Then Sings My Soul

Then Sings My Soul

What stirs your soul to sense and express the greatness of God? As we listen to the lyrics of this classic hymn I think many of us can relate to these scenarios moving us to glimpse through the veil and grasp a bit of His splendor.

While serving in the military our family was stationed overseas several times. One of our favorite places to visit was the Alps, and for several years we lived near the Black Forest. So, when the lyrics speak of the lofty mountain peaks and forest glades my mind automatically goes there, and to the experiences of God’s beauty and majesty displayed in those places. I was fortunate enough to be able to do some personal retreats in those mountains, focusing on the Lord as I walked with Him through the glories of what His hands had wrought. Yes, my soul sang of His greatness there! But I’m sure that each of us have had our own experiences, whether it’s in the Smokies, the Rockies, or another range, or even walking in Starved Rock in downstate Illinois. Anyone can appreciate the beauty of such places, but only God’s beloved children will find their souls stirred into worship as they fellowship with Him in the midst of the wonders of His hand.

When I was a teen on a mission trip to Oklahoma we climbed up on a mesa at night and laid there watching the stars shine brighter than any we had seen back home in the glare of the streetlights, and one of our leaders told us about the constellations. Our souls sang a little bit more that night as we opened ourselves to new knowledge of God’s wonders on display. It is a little bit difficult for us to think about how vast the universe is beyond us, going on endlessly, but our God fills it all! What we cannot even fathom He has created and controls, from the macro to the micro! How great He is! It is something that is laid out before us night after night, but how often do we let it move our souls to wonder at Him, and sing of His greatness?

We have just come through the season of Good Friday and Easter when we focus on the amazing salvation that has been granted to us. How often throughout the year do we pause to think “that God His Son not sparing, sent Him to die” for us? Do regularly we ponder that He would so willingly give His life for us; He would so willingly bear the scorn, shame, and stench of our sin? Do we marvel that holy God would desire to have union with sinful you and me? Do we revel in the reality of how great is our salvation that this loving God has given us? Does it daily stir our hearts to sing, “How great Thou art”? It is far too easy and too natural for us to get used to a fact and no longer be stunned by it, but something this wonderful needs to be cultivated into a lasting source of amazement and worship, because the truth of it astounds the hosts of heaven. The grace and mercy of God is worthy of all of our continual and heart-felt expressions of “How great Thou art.”
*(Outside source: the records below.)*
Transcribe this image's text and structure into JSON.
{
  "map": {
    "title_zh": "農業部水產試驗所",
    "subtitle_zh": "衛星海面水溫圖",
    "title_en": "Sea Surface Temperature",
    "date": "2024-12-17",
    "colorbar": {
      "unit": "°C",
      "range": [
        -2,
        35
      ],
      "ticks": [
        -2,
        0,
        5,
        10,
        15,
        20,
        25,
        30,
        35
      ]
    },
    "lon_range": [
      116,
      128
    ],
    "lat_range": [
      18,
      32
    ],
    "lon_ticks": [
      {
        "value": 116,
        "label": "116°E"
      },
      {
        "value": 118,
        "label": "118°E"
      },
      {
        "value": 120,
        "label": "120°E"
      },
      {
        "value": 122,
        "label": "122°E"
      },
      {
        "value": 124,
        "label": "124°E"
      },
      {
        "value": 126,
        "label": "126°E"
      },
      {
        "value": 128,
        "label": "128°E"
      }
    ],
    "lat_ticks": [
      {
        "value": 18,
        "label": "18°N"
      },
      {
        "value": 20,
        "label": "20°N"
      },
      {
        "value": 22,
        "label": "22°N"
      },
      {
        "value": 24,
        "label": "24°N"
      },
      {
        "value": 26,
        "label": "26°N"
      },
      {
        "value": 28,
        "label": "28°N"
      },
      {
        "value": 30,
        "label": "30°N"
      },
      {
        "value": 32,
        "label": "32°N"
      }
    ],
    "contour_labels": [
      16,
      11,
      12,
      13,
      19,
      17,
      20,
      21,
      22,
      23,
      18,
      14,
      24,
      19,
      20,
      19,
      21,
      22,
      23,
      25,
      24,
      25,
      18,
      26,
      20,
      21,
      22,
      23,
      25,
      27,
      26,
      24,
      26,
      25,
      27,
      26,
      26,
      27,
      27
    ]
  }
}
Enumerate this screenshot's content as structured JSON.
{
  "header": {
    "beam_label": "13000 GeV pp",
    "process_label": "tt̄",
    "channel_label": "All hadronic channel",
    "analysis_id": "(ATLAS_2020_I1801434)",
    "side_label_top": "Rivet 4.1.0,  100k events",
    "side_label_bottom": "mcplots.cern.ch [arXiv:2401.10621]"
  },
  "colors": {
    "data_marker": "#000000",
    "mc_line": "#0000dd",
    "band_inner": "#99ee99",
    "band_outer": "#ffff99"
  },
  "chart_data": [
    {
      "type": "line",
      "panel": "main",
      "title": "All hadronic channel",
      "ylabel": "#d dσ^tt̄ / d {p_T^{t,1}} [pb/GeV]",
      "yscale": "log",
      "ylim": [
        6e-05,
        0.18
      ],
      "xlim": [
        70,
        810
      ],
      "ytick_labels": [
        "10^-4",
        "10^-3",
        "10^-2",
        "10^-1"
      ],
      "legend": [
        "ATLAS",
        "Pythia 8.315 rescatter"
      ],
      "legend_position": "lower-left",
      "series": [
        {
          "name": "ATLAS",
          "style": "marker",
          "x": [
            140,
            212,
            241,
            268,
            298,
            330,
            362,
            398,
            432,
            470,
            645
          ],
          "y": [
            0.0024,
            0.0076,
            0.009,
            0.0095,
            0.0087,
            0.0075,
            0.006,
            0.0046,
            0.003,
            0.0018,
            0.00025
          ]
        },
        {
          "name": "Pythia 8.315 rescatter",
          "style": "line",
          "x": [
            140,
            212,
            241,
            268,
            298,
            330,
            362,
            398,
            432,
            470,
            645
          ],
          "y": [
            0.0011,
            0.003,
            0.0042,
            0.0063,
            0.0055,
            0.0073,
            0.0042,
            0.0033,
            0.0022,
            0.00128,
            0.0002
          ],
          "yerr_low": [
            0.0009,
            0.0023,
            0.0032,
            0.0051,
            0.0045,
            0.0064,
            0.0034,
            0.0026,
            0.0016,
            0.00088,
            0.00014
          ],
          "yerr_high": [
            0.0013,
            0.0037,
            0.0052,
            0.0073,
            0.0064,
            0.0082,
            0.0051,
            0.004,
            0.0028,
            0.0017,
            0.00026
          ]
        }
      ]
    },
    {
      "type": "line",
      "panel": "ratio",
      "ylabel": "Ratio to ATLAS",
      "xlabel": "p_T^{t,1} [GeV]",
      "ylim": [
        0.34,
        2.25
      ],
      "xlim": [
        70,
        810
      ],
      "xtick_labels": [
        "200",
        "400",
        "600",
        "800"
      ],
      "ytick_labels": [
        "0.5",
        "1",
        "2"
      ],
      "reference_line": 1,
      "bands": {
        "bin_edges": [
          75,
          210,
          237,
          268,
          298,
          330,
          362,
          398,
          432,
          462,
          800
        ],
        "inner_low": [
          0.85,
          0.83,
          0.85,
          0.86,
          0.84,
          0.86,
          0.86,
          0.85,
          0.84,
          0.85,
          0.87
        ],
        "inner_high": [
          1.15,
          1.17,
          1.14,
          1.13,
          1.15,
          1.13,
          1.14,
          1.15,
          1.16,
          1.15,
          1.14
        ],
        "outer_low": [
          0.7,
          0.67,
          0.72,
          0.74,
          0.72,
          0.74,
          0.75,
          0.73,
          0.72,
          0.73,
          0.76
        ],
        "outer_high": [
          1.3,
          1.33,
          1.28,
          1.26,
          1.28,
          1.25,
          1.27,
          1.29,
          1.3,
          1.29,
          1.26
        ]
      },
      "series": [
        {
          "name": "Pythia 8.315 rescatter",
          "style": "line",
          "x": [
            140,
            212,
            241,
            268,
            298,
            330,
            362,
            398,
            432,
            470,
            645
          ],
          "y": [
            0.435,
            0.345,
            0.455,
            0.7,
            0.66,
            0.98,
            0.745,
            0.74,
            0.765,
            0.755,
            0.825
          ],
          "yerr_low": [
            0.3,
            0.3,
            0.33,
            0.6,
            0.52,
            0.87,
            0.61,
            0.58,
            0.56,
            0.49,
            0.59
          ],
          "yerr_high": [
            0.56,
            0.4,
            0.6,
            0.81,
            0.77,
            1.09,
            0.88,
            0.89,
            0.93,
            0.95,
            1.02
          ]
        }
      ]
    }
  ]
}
Although this anthem does not mention this aspect, recently I have been touched by another reason for sensing and expressing the greatness of our God. This perhaps unlikely prompting is coming from walking alongside through the sufferings of other believers. As I pray for them and encourage them, they respond to me by telling me what the Lord means to them, how He is meeting them in their time of deepest need. They own their struggle to hold on, and the fears that arise, but also testify to how God holds onto them when they are too weak to cling to Him, and how He whispers His peace to their fainting hearts. When I see how faithful and compassionate He is with these sufferers, my soul sings of His greatness. My heart is encouraged by His love. My faith grows as I see Him keeping His promises, for He never fails. And I can testify that He has been ever faithful in my own suffering, as well!

What about you? Where are those intersections in your own life where God pulls back the veil to show you His greatness? What stirs your own soul to sing, “How great Thou art”? Let me encourage you to take a bit of time to ponder that, to remember those times, to invite new encounters with His greatness through awareness, and to renew your praise to Him for the times you have experienced His greatness in the past. As I said, human nature is to relegate the past to “been there, done that,” but the divine nature within us calls us to fan the embers of those past and present visions of His grandeur into the flames of worship, adoration, and praise.

When our souls overflow with those songs, we will carry their expressions on our faces and in our words to those around us. May we increasingly radiate our knowledge of Him and His greatness that He will receive not only our praise, but the praises of those who witness Him in us.